如何比较空元素的列表元素？

Question

The first input array is the key to the correct answers to an exam, like ["a", "a", "b", "d"]. The second one contains a student's submitted answers.

The two lists are not empty and are of the same length. Return the score for this list of answers, giving +4 for each correct answer, -1 for each incorrect answer, and +0 for each blank answer, represented as an empty string (in C the space character is used). If the score < 0, return 0.

For example:

checkExam(["a", "a", "b", "b"], ["a", "c", "b", "d"]) → 6
checkExam(["a", "a", "c", "b"], ["a", "a", "b",  ""]) → 7

My solution: it is working fine for all other conditions:

def checkExam(arr1,arr2):
    total = 0
    for i,j in zip(arr1, arr2):
        if i == j:
            total += 4
        if i != j:
            total -= 1
        if total < 0:
            return 0
    return total

** Execept this one:

checkExam(["a", "a", "c", "b"], ["a", "a", "b",  ""]) → 7

The problem is that I don't know how to compare ( "b" ) with ( " " ) (empty element) so it return +0 for blank answer.

**

Answer 1

try this i think it solves your issue..let me know if it doesn't. even i new to this so any help with code improvement will be great

def check_exam(arr1,arr2):
    total = 0
    for i,j in zip(arr1, arr2):
        if i == j:
            total += 4
        elif j=="": #i have made a change here
            total += 0
        elif i != j:
            total -= 1
    return max(total,0)

Answer 2

Why do you return from inside the loop when you reach a negative total? Just apply the logic as given:

def check_exam(arr1, arr2):
    total = 0
    for i, j in zip(arr1, arr2):
        if i == j:
            total += 4
        elif j:  # only deduct if j is non-emtpy
            total -= 1  
    return max(total, 0)  # no negative marks

>>> check_exam(["a", "a", "b", "b"], ["a", "c", "b", "d"])
6
>>> check_exam(["a", "a", "c", "b"], ["a", "a", "b",  ""])
7

And if you really want a cryptic one-liner:

def check_exam(arr1, arr2):
    return max(0, sum(4*(i==j) or -bool(j) for i, j in zip(arr1, arr2)))
    # or less cryptic
    return max(0, sum(4 if i==j else -1 for i, j in zip(arr1, arr2) if j))

Answer 3

You could also do it as you would in real life. You know, on paper. Where you wouldn't compare a not-given answer to the expected answer at all. Where you'd skip that entirely.
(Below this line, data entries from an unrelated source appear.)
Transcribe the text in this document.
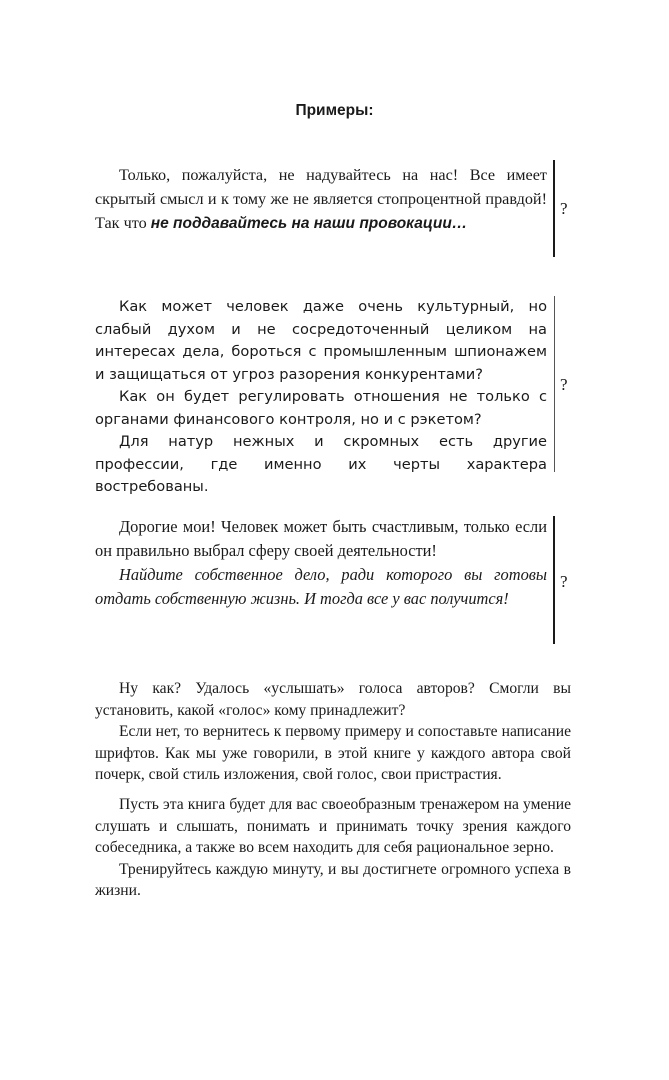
Примеры:

Только, пожалуйста, не надувайтесь на нас! Все имеет скрытый смысл и к тому же не является стопроцентной правдой! Так что не поддавайтесь на наши провокации…

?

Как может человек даже очень культурный, но слабый духом и не сосредоточенный целиком на интересах дела, бороться с промышленным шпионажем и защищаться от угроз разорения конкурентами?

Как он будет регулировать отношения не только с органами финансового контроля, но и с рэкетом?

Для натур нежных и скромных есть другие профессии, где именно их черты характера востребованы.

?

Дорогие мои! Человек может быть счастливым, только если он правильно выбрал сферу своей деятельности!

Найдите собственное дело, ради которого вы готовы отдать собственную жизнь. И тогда все у вас получится!

?

Ну как? Удалось «услышать» голоса авторов? Смогли вы установить, какой «голос» кому принадлежит?

Если нет, то вернитесь к первому примеру и сопоставьте написание шрифтов. Как мы уже говорили, в этой книге у каждого автора свой почерк, свой стиль изложения, свой голос, свои пристрастия.

Пусть эта книга будет для вас своеобразным тренажером на умение слушать и слышать, понимать и принимать точку зрения каждого собеседника, а также во всем находить для себя рациональное зерно.

Тренируйтесь каждую минуту, и вы достигнете огромного успеха в жизни.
def check_exam(expect, given):
    total = 0
    for e, g in zip(expect, given):
        if g:
            total += 4 if e == g else -1
    return max(0, total)

One-liner version:

def check_exam(expect, given):
    return max(0, sum(4 if e == g else -1 for e, g in zip(expect, given)))

Other one-liners:

def check_exam(expect, given):
    return max(0, sum((-1, 4)[e == g] for e, g in zip(expect, given)))

def check_exam(expect, given):
    return max(0, sum(f'    {e}'.find(g) for e, g in zip(expect, given)))

The latter one would also handle ' ' correctly (well, like '' ):

>>> check_exam(['a', 'a', 'a', 'a'], ['a', 'b', '', ' '])
3

Answer 4

This will give you what you want

def check_exam(solution, student_submit): 
  scores = [0 if y == "" else 4 if (y==x) else -1 for (x,y) in zip(solution,student_submit)]
  return max(sum(scores),0)